Después de dársela, Ruan Mian sostuvo el brazo del niño, esperando pacientemente un rato.
Hasta que sintió claramente que la temperatura corporal del niño se recuperaba gradualmente, finalmente se sintió aliviada.
Afortunadamente, solo estaba congelado, el pulso todavía estaba allí.
Después de remojarlo por un rato, lo envolvió en una manta de plumón caliente, avivó el fuego de carbón y luego salió de la habitación.
—¡Mianmian!
¿Cómo está Rui ahora?
—Rui no tendrá ningún problema, ¿verdad?
Mi querido nieto, ¡todavía es tan joven!
Ruan Mian entendió su preocupación y dio un paso adelante para tranquilizarlos.
—No se preocupen, el niño solo está congelado, ahora su temperatura se está recuperando, despertará pronto.
Cui Zhu, quédate y vigila al niño, y después de que Rui despierte, deja entrar a madre y a ellos para que lo revisen.

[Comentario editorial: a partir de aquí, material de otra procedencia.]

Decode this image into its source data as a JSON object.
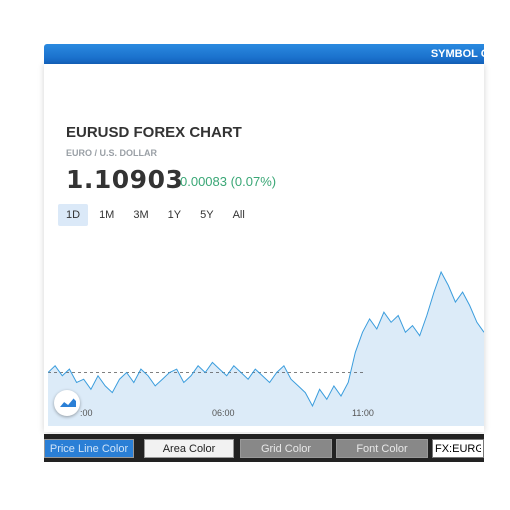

—¿Dónde está mi cuñada ahora?
También quiero revisarla.
Ruan Qingsong rápidamente la condujo a ver a la Señora Chen.
La Señora Chen se había cambiado a ropa limpia y gruesa, envuelta en una manta de piel de animal junto al fuego, y el Guardia Liu estaba sentado junto a la estufa, viendo a Ruan Mian acercarse, se puso rápidamente de pie.